Partly true. We received a $75,000 loan from the NCCLF, at market rate for
construction loans at the time (8%). Not a big deal in our overall
financing, though it did come at a crucial time during construction when we
needed the cash flow. The use was for general financing purposes, not
upgrading kitchens and bathrooms in the affordable units, though
indirectly, I suppose, it helped with that. Some of the low-income members
were unable to meet the target household investment levels we set, and th
NCCLF money helped make up for that. This one one of the reasons we gave in
the application for the money as well. So having the extra liquidity helped
enable the low-income members finance certain upgrades from our list of
options without putting in all the cash up front. The cost was ultimately
financed through their mortgages.

Much more significant financially for our low-income affordability was
$795,000 in no-interest loans from the local housing agency. Included in
this figure was the $415,000 price of the land, which was not actually ever
paid but was divided among the 11 lower-income households as silent second

Joani also wrote to Marti of Salt Lake:

>I don't understand why you are considering a separate mortgage for your
>common house.

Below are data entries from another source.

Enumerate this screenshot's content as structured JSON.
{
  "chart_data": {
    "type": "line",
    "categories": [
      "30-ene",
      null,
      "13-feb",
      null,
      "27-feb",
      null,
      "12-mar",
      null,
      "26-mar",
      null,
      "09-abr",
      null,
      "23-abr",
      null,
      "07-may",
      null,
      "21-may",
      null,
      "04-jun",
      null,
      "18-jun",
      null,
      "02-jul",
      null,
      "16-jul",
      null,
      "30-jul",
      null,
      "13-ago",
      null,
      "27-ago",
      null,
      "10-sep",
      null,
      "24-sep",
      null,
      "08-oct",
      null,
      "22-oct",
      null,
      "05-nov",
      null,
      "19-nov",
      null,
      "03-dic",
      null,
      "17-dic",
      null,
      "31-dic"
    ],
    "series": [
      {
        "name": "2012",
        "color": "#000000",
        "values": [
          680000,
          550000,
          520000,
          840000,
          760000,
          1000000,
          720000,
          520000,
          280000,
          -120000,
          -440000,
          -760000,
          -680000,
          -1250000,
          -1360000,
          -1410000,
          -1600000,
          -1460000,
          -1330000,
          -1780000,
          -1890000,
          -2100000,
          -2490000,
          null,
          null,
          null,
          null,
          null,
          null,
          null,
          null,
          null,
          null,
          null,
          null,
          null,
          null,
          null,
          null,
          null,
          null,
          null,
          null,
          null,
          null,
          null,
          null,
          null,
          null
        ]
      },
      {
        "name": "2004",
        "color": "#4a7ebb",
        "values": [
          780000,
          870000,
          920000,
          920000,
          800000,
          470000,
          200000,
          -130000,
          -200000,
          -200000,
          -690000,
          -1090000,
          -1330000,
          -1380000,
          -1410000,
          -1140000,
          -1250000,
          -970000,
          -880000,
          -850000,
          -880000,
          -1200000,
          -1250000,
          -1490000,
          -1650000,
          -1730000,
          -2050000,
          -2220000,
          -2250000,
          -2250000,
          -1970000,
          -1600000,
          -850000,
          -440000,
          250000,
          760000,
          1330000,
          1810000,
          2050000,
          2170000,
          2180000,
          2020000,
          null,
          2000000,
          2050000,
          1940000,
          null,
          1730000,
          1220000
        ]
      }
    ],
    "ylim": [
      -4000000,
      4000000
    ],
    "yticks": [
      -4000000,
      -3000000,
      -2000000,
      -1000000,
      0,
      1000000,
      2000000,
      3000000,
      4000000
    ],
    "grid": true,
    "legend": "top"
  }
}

In the condominium form of ownership, each household/owner
>owns what is called an "undivided share" of the common facilities. ...

Not necessarily true. In some condominiums (most typically in PUDs, the
condo's closely related cousin in which residents also own their walls and
the land their units sit on, plus perhaps a small surrounding lot), a
separate entity, usually the homeowner association, owns the common areas,
which are a separate mapped parcel. In such a set-up a separate mortgage
could be possible, with the payments for it assessed as part of each
owner's association dues.

Marti's original question concerned obtaining some foundation or government
money for the common house. Doing so might well require separate financing
and thus separate ownership as described in the previous paragraph.

As I wrote yesterday in a private note to Marti, a group interested in
seeking such a grant would have to find some selling point, some function
that the common house would serve for the broader community, not just the
private enjoyment of the cohousing members. If it were in part a community
center, a child care center, a neighborhood health care clinic or something
of that sort, then I could imagine attracting such subsidies.

But this raises the obvious question of to what extent the cohousers want
to share their common house with the general public. It may be acceptable
if there are clear boundaries, in time and/or space, for the shared use. We
considered it briefly and then rejected the idea, to a large extent because
our site is so compact and perhaps also because our neighborhood, as much
as we love it and seek to be among its activists, is a quite tough one.

I know the Arcata (Marsh Commons) common house also includes retail space
rented to outsiders. Not exactly the same thing, but it has some common
threads and it will be interesting to see whether it interferes at all with
the residents' feeling at home in their common house.